Department of Clinical Laboratory, Xijing Hospital, Air Force Medical University (Fourth Military Medical University), Xi'an, China.
Department of Gynecology and Pediatric Tuberculosis, Xi'an Chest Hospital, Xi'an, China.
Tuberculosis (Edinb). 2020 Sep;124:101966. doi: 10.1016/j.tube.2020.101966. Epub 2020 Aug 6.
QFT-Plus's newly added antigen elicited a specific CD8 T-cell response, which is closely related to active TB (ATB), and the IGRA based on Heparin-binding haemagglutinin (HBHA-IGRA) is a promising tool in latent tuberculosis infection (LTBI) diagnosis. The objective of our study is to evaluate whether the combination of QFT-Plus and HBHA-IGRA can improve the diagnosis accuracy of ATB and LTBI.
135 healthcare workers (HCWs) and 57 patients with active pulmonary TB in a Chinese TB Hospital were recruited, HCWs underwent screening for LTBI using the QFT-Plus assay.
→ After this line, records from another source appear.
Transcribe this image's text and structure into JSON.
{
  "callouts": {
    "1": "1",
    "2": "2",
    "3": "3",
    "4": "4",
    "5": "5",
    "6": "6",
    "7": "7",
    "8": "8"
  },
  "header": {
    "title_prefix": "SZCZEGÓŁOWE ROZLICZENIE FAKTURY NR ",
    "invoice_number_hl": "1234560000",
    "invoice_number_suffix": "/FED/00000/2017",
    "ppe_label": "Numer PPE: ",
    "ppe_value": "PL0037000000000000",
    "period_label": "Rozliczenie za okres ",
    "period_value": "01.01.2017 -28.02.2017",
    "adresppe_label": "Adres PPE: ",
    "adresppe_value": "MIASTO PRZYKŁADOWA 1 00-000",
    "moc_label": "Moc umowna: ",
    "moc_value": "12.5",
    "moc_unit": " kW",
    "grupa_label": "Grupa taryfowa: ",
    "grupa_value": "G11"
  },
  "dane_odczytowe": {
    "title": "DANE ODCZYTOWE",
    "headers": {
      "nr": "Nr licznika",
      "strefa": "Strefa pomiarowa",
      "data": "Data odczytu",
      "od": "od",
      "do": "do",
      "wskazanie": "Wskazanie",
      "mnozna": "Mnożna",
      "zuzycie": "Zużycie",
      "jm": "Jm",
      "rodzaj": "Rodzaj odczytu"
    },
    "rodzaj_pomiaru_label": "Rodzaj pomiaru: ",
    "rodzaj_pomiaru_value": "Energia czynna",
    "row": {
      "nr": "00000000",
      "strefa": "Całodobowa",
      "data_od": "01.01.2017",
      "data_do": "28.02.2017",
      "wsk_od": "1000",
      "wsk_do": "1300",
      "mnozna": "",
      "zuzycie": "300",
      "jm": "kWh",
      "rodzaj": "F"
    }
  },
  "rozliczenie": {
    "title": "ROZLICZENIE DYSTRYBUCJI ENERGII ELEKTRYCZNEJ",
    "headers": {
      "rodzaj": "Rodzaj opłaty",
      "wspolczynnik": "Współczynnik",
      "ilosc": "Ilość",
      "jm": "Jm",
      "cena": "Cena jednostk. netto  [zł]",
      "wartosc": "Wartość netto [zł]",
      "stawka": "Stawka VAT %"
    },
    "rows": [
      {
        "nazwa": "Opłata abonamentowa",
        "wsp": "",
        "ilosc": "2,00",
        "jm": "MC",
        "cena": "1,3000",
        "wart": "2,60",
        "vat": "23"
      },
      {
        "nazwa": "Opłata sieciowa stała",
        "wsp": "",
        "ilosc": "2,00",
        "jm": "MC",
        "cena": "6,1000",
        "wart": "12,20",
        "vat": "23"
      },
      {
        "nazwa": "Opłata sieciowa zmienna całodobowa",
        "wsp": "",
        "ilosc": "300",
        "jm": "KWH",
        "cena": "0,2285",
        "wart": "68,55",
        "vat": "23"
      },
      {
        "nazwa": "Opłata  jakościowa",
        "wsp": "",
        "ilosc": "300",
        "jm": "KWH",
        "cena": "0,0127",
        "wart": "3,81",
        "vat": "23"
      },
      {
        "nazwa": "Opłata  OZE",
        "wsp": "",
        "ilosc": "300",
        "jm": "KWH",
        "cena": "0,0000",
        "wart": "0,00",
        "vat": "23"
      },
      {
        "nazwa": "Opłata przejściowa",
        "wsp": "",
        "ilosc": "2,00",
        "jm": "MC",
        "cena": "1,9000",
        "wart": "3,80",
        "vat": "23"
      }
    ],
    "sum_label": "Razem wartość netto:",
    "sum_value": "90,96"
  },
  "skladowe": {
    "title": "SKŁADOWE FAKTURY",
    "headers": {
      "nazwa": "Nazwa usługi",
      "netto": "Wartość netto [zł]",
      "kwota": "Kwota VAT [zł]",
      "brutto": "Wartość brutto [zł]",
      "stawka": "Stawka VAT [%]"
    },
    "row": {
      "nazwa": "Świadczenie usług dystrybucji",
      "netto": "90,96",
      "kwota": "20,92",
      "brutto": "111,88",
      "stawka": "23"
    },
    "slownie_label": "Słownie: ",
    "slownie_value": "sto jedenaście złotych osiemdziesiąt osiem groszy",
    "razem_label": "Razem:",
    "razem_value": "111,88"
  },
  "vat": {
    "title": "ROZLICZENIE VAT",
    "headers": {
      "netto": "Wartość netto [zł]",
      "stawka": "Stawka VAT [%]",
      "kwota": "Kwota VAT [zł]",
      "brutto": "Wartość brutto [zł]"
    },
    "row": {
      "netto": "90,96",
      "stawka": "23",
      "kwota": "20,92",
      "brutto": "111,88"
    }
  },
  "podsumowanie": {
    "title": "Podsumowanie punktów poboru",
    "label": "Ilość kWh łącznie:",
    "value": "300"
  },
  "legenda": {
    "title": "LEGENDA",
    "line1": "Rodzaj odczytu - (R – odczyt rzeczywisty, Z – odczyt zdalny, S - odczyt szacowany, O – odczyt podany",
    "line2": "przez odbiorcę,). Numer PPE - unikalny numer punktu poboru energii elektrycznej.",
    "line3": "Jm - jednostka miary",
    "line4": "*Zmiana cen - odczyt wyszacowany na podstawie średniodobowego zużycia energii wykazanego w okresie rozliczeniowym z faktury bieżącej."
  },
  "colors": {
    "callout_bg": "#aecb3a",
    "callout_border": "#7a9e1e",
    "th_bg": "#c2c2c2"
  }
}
Flow cytometry was used to analyze the distribution of peripheral blood T lymphocyte subsets in active TB patients with positive culture result. Then, the patients with ATB, individuals with LTBI and healthy TB-uninfected controls (HC) were tested by QFT-Plus and HBHA-IGRA respectively, and the efficiency of distinguishing LTBI from ATB by QFT-Plus and HBHA-IGRA were evaluated by Receiver Operating Characteristic (ROC) curves.
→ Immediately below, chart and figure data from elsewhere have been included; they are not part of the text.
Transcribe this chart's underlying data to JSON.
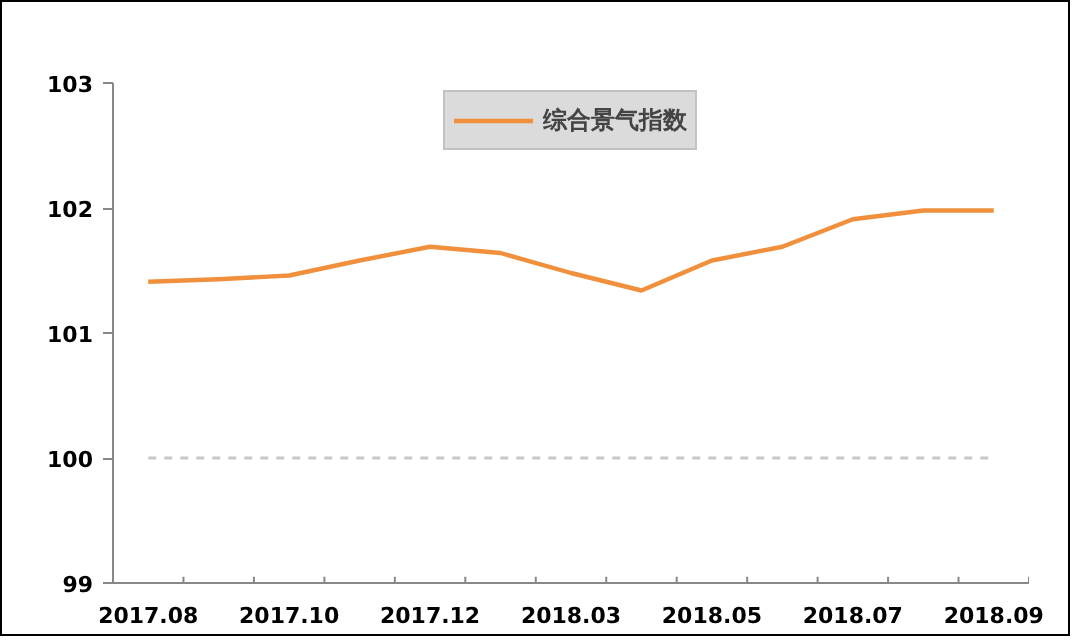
{
  "chart_data": {
    "type": "line",
    "categories": [
      "2017.08",
      null,
      "2017.10",
      null,
      "2017.12",
      null,
      "2018.03",
      null,
      "2018.05",
      null,
      "2018.07",
      null,
      "2018.09"
    ],
    "series": [
      {
        "name": "综合景气指数",
        "color": "#f0903c",
        "values": [
          101.41,
          101.43,
          101.46,
          101.58,
          101.69,
          101.64,
          101.48,
          101.34,
          101.58,
          101.69,
          101.91,
          101.98,
          101.98
        ]
      }
    ],
    "ylim": [
      99,
      103
    ],
    "yticks": [
      99,
      100,
      101,
      102,
      103
    ],
    "ref_lines": [
      {
        "axis": "y",
        "value": 100,
        "label": null,
        "color": "#c8c8c8",
        "line_style": "dashed"
      }
    ],
    "grid": false,
    "legend": "top",
    "marker": "none",
    "line_style": "solid"
  }
}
QFT-Plus TB2-TB1 which was positively correlated with CD8 T-cell response (r = 0.731, P < 0.001) in peripheral blood was significantly higher in ATB than LTBI and HC (median 0.47 IU/mL versus 0.02 IU/mL and 0.00 IU/mL, respectively; both P < 0.0001). While the HBHA-induced IFN-γ response did not differ between ATB and HC (median 12.12 pg/mL versus 10.95 pg/mL; P = 0.463), but was significantly higher in the LTBI (median 69.67 pg/mL; both P < 0.0001). The ROC area under the curve (AUC) for identifying ATB and LTBI was 0.769 (95% CI: 0.652-0.886; P = 0.0001) for QFT-Plus TB2-TB1, and 0.886 (95% CI:0.791-0.982; P<0.0001) for HBHA-IGRA. After combining the HBHA-IGRA with QFT-Plus results, the accuracy of identifying ATB and LTBI was improved to 85.7% from 74.3%.
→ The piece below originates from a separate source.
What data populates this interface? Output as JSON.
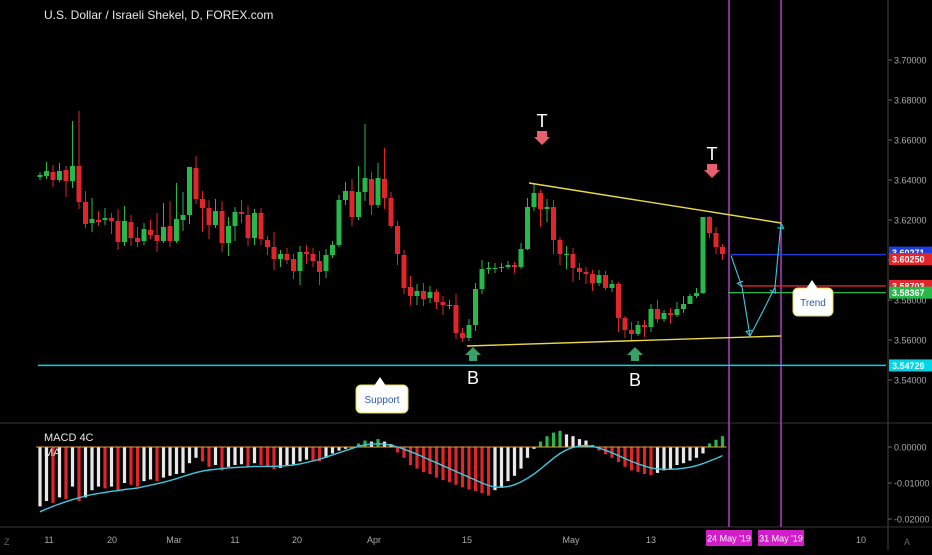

HBHA-based IGRA better differentiates between LTBI and ATB compared to QFT-Plus CD8 T-cell response. In addition, combining HBHA-IGRA and QFT-Plus improves the accuracy of identifying tuberculosis disease status.
QFT-Plus 新添加的抗原引发了特定的 CD8 T 细胞反应,与活动性结核病(ATB)密切相关,基于肝素结合血红素(HBHA)的 IGRA 是潜伏性结核感染(LTBI)诊断的有前途的工具。本研究的目的是评估 QFT-Plus 和 HBHA-IGRA 的联合应用是否能提高 ATB 和 LTBI 的诊断准确性。
135 名医务人员(HCWs)和 57 名中国结核病医院活动性肺结核患者被招募,HCWs 接受 QFT-Plus 检测以筛查 LTBI。采用流式细胞术分析阳性培养结果的活动性肺结核患者外周血 T 淋巴细胞亚群分布。然后,对 ATB 患者、LTBI 患者和健康结核未感染对照(HC)分别进行 QFT-Plus 和 HBHA-IGRA 检测,通过受试者工作特征(ROC)曲线评估 QFT-Plus 和 HBHA-IGRA 区分 LTBI 和 ATB 的效率。
QFT-Plus 外周血中与 CD8 T 细胞反应(r=0.731,P<0.001)呈正相关的 TB2-TB1 在 ATB 中显著高于 LTBI 和 HC(中位数 0.47 IU/mL 与 0.02 IU/mL 和 0.00 IU/mL,均 P<0.0001)。而 HBHA 诱导的 IFN-γ 反应在 ATB 和 HC 之间没有差异(中位数 12.12pg/mL 与 10.95pg/mL;P=0.463),但在 LTBI 中显著升高(中位数 69.67pg/mL;均 P<0.0001)。用于识别 ATB 和 LTBI 的 QFT-Plus TB2-TB1 的 ROC 曲线下面积(AUC)为 0.769(95%CI:0.652-0.886;P=0.0001),HBHA-IGRA 为 0.886(95%CI:0.791-0.982;P<0.0001)。将 HBHA-IGRA 与 QFT-Plus 结果相结合后,识别 ATB 和 LTBI 的准确性从 74.3%提高到 85.7%。
基于 HBHA 的 IGRA 比 QFT-Plus CD8 T 细胞反应更能区分 LTBI 和 ATB。此外,结合 HBHA-IGRA 和 QFT-Plus 可提高识别结核病疾病状态的准确性。